Toute sa vie, il a voulu adapter d'autres œuvres de Thomas Mann, comme L'Élu, Tonio Kröger ou Joseph et ses frères. Lorsque des difficultés surgirent pour adapter le vaste roman d'époque La Montagne magique, il envisagea de tourner Le Mirage avec Ingrid Bergman dans le rôle de la protagoniste[16]. En raison du sujet délicat de la nouvelle finalement choisie, il lui fallut beaucoup de temps pour réunir le budget de production d'un total d'environ deux millions de dollars américains. Dirk Bogarde se souvient dans son autobiographie que le studio Warner Brothers, coproducteur du film, ne voulait tout d'abord pas le sortir aux États-Unis, car il craignait une censure pour cause d'obscénité.

Sa version de la nouvelle laisse apparaître des références autobiographiques : Avant même la Première Guerre mondiale, un an après le séjour de Thomas Mann, il avait visité Venise avec sa mère et sa grand-mère[17]. À travers les images de la plage et de sa lumière, des enfants qui jouent et des gouvernantes attentives, il a résumé les jours de vacances heureux qu'il a vécu à cette époque. En créant le personnage de la mère de Tadzio, interprétée avec majesté par Silvana Mangano, Visconti a fait le portrait de sa propre mère, Carla Erba, et lui a rendu un hommage cinématographique. Cela se reflète également dans les vêtements choisis. Ainsi, le costumier Piero Tosi, nominé aux Oscars, expliqua que la dame distinguée devait être vêtue comme Donna Carla, qui, sur de nombreuses photographies, portait « des mètres et des mètres de [...] tulle »[18]. Visconti expliqua à l'actrice comment sa mère mettait d'un geste brusque son foulard pour voir si elle pouvait reproduire ce geste à l'identique. Une fois le film terminé, il lui aurait dit qu'il se souviendrait d'elle non seulement comme la mère de Tadzio, mais aussi comme la « mère de la beauté et de la mort » et qu'elle serait toujours liée à sa propre mère[19]. La comtesse Visconti, vénérée pour sa beauté, arrivait sur la plage avec un entourage de domestiques et de nounous et y disposait de plusieurs cabines[1]. Malgré toute son élégance, la personne représentée ne semble pas aussi « froide et mesurée » que Thomas Mann la décrit dans l'original, mais plutôt compatissante et attachante[20].

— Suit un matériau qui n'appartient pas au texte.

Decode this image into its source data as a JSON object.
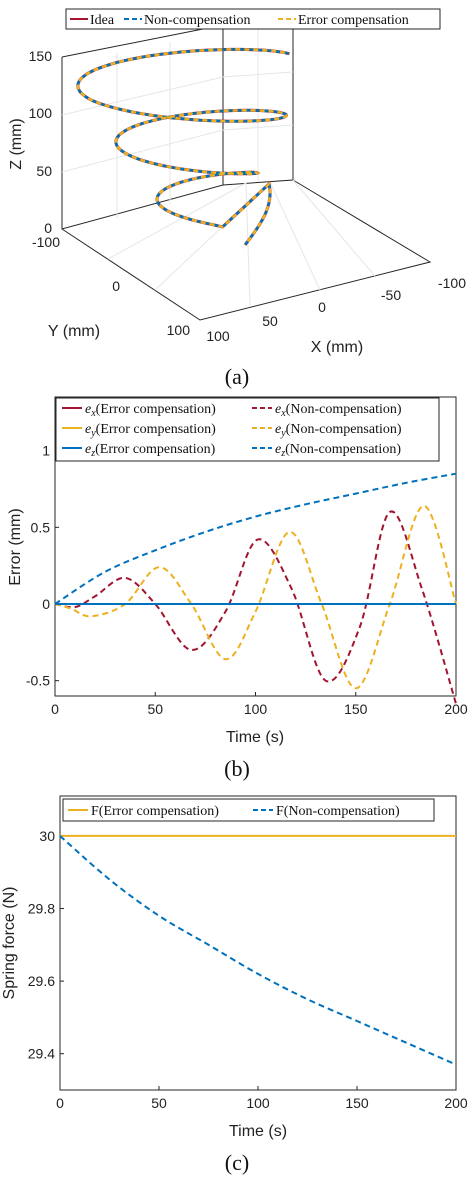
{
  "colors": {
    "red": "#a2142f",
    "blue": "#0072bd",
    "orange": "#edb120",
    "axis": "#262626",
    "grid": "#e6e6e6"
  },
  "chart_data": [
    {
      "type": "line",
      "plot": "3d",
      "caption": "(a)",
      "legend": [
        "Idea",
        "Non-compensation",
        "Error compensation"
      ],
      "legend_position": "top",
      "xlabel": "X (mm)",
      "ylabel": "Y (mm)",
      "zlabel": "Z (mm)",
      "xticks": [
        "100",
        "50",
        "0",
        "-50",
        "-100"
      ],
      "yticks": [
        "-100",
        "0",
        "100"
      ],
      "zticks": [
        "0",
        "50",
        "100",
        "150"
      ],
      "xlim": [
        -100,
        100
      ],
      "ylim": [
        -100,
        100
      ],
      "zlim": [
        0,
        150
      ],
      "grid": true,
      "series": [
        {
          "name": "Idea",
          "description": "helical trajectory rising from z=0 to z=150"
        },
        {
          "name": "Non-compensation"
        },
        {
          "name": "Error compensation"
        }
      ]
    },
    {
      "type": "line",
      "caption": "(b)",
      "xlabel": "Time (s)",
      "ylabel": "Error (mm)",
      "xlim": [
        0,
        200
      ],
      "ylim": [
        -0.6,
        1.35
      ],
      "xticks": [
        0,
        50,
        100,
        150,
        200
      ],
      "yticks": [
        -0.5,
        0,
        0.5,
        1
      ],
      "xtick_labels": [
        "0",
        "50",
        "100",
        "150",
        "200"
      ],
      "ytick_labels": [
        "-0.5",
        "0",
        "0.5",
        "1"
      ],
      "legend_position": "top",
      "grid": false,
      "series": [
        {
          "name": "e_x(Error compensation)",
          "symbol": "e",
          "sub": "x",
          "text": "(Error compensation)",
          "color": "#a2142f",
          "dash": false,
          "x": [
            0,
            200
          ],
          "y": [
            0,
            0
          ]
        },
        {
          "name": "e_x(Non-compensation)",
          "symbol": "e",
          "sub": "x",
          "text": "(Non-compensation)",
          "color": "#a2142f",
          "dash": true,
          "x": [
            0,
            10,
            20,
            35,
            50,
            68,
            85,
            101,
            118,
            135,
            152,
            167,
            183,
            200
          ],
          "y": [
            0,
            -0.02,
            0.05,
            0.17,
            0.0,
            -0.3,
            -0.05,
            0.42,
            0.1,
            -0.5,
            -0.15,
            0.6,
            0.1,
            -0.65
          ]
        },
        {
          "name": "e_y(Error compensation)",
          "symbol": "e",
          "sub": "y",
          "text": "(Error compensation)",
          "color": "#edb120",
          "dash": false,
          "x": [
            0,
            200
          ],
          "y": [
            0,
            0
          ]
        },
        {
          "name": "e_y(Non-compensation)",
          "symbol": "e",
          "sub": "y",
          "text": "(Non-compensation)",
          "color": "#edb120",
          "dash": true,
          "x": [
            0,
            8,
            18,
            35,
            52,
            68,
            85,
            100,
            117,
            133,
            150,
            167,
            184,
            200
          ],
          "y": [
            0,
            -0.03,
            -0.08,
            0.0,
            0.24,
            0.0,
            -0.36,
            -0.05,
            0.47,
            0.0,
            -0.55,
            0.0,
            0.64,
            0.0
          ]
        },
        {
          "name": "e_z(Error compensation)",
          "symbol": "e",
          "sub": "z",
          "text": "(Error compensation)",
          "color": "#0072bd",
          "dash": false,
          "x": [
            0,
            200
          ],
          "y": [
            0,
            0
          ]
        },
        {
          "name": "e_z(Non-compensation)",
          "symbol": "e",
          "sub": "z",
          "text": "(Non-compensation)",
          "color": "#0072bd",
          "dash": true,
          "x": [
            0,
            25,
            50,
            75,
            100,
            125,
            150,
            175,
            200
          ],
          "y": [
            0,
            0.21,
            0.35,
            0.47,
            0.57,
            0.65,
            0.72,
            0.79,
            0.85
          ]
        }
      ]
    },
    {
      "type": "line",
      "caption": "(c)",
      "xlabel": "Time (s)",
      "ylabel": "Spring force (N)",
      "xlim": [
        0,
        200
      ],
      "ylim": [
        29.3,
        30.11
      ],
      "xticks": [
        0,
        50,
        100,
        150,
        200
      ],
      "yticks": [
        29.4,
        29.6,
        29.8,
        30
      ],
      "xtick_labels": [
        "0",
        "50",
        "100",
        "150",
        "200"
      ],
      "ytick_labels": [
        "29.4",
        "29.6",
        "29.8",
        "30"
      ],
      "legend_position": "top",
      "grid": false,
      "series": [
        {
          "name": "F(Error compensation)",
          "color": "#edb120",
          "dash": false,
          "x": [
            0,
            200
          ],
          "y": [
            30,
            30
          ]
        },
        {
          "name": "F(Non-compensation)",
          "color": "#0072bd",
          "dash": true,
          "x": [
            0,
            25,
            50,
            75,
            100,
            125,
            150,
            175,
            200
          ],
          "y": [
            30,
            29.88,
            29.78,
            29.7,
            29.62,
            29.55,
            29.49,
            29.43,
            29.37
          ]
        }
      ]
    }
  ]
}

Le personnage d'Aschenbach du film n'évoque pas seulement Thomas Mann et Gustav Mahler, mais aussi Visconti lui-même : Tout juste arrivé dans sa chambre d'hôtel, il aligne les photos de sa famille, les regarde avec amour et embrasse le portrait de sa femme. Ainsi, le réalisateur ne caractérise pas seulement le voyageur qui interroge sa conscience[20], mais fait allusion à son habitude d'arranger dans les hôtels et autres maisons « avec amour les photographies de ses parents, de ses frères et sœurs, de sa mère », comme s'il voulait avec elles « invoquer ses propres démons »[21]. Aschenbach voyage au loin pour se remettre d'un échec. Le fait qu'il se souvienne de son évanouissement après le concert hué et sifflé évoque également Visconti. Selon ses propres dires, il a traité dans la dernière analepse un concert de sifflements qui avaient accueilli dix ans plus tôt le film Rocco et ses frères, une de ses œuvres néoréalistes[22] les plus connues.

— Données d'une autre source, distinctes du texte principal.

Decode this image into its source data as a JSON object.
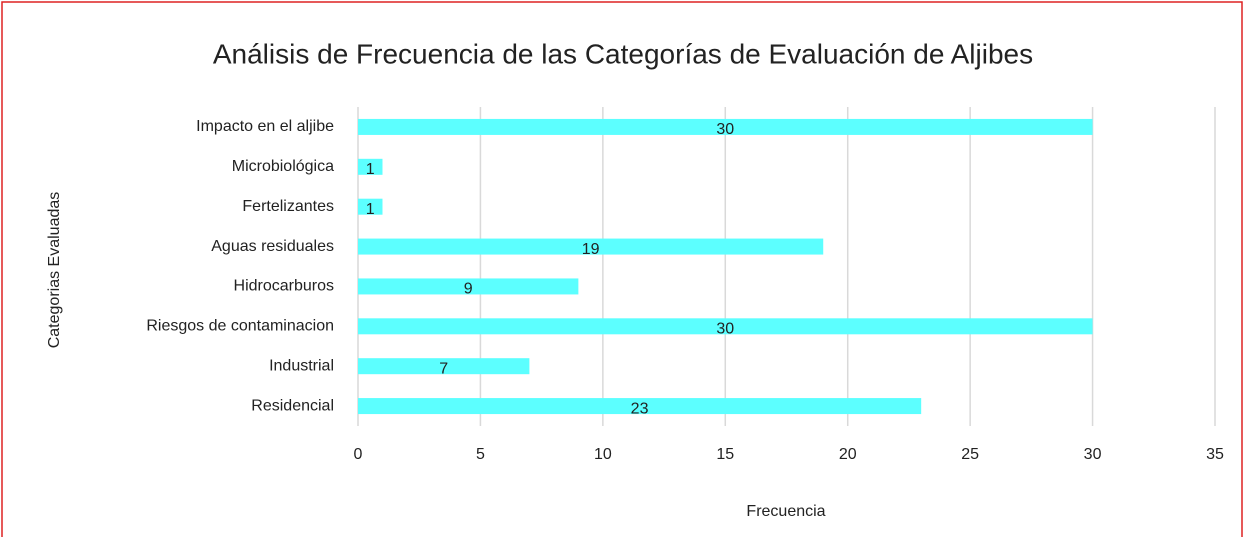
{
  "chart_data": {
    "type": "bar",
    "orientation": "horizontal",
    "title": "Análisis de Frecuencia de las Categorías de Evaluación de Aljibes",
    "x_label": "Frecuencia",
    "y_label": "Categorias Evaluadas",
    "categories": [
      "Impacto en el aljibe",
      "Microbiológica",
      "Fertelizantes",
      "Aguas residuales",
      "Hidrocarburos",
      "Riesgos de contaminacion",
      "Industrial",
      "Residencial"
    ],
    "values": [
      30,
      1,
      1,
      19,
      9,
      30,
      7,
      23
    ],
    "color": "#5cffff",
    "xlim": [
      0,
      35
    ],
    "xticks": [
      0,
      5,
      10,
      15,
      20,
      25,
      30,
      35
    ],
    "grid": true
  }
}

Visconti souligna à plusieurs reprises sa parenté spirituelle avec Thomas Mann, né 31 ans avant lui, et se considérait comme appartenant à la même époque[23]. Bien qu'il ait étudié son œuvre en profondeur, il n'était pas intéressé par une réalisation trop fidèle à l'œuvre originale. Comme Franz Seitz Jr. par exemple, il préférait les modèles d'auteurs décédés « pour éviter certaines résistances », et alla jusqu'à faire part de ses préoccupations à la famille survivante, qui devait être « aussi diminuée que possible ». Lorsqu'il a adapté le roman L'Étranger, il a été choqué que la veuve d'Albert Camus lui demande d'être fidèle à l'œuvre[17]. Le critique de cinéma Youssef Ishaghpour a caractérisé la méthode consistant à modifier sensiblement l'œuvre d'un écrivain et à en faire l'essence d'une nouvelle création comme une « adoption légitime ». Il serait absurde d'attendre des réalisateurs de films qu'ils soient fidèles à l'œuvre littéraire. Ceux qui ont travaillé avec Visconti ou l'ont regardé faire, comme Michelangelo Antonioni, savent « que pour lui, adapter signifie adopter »[9].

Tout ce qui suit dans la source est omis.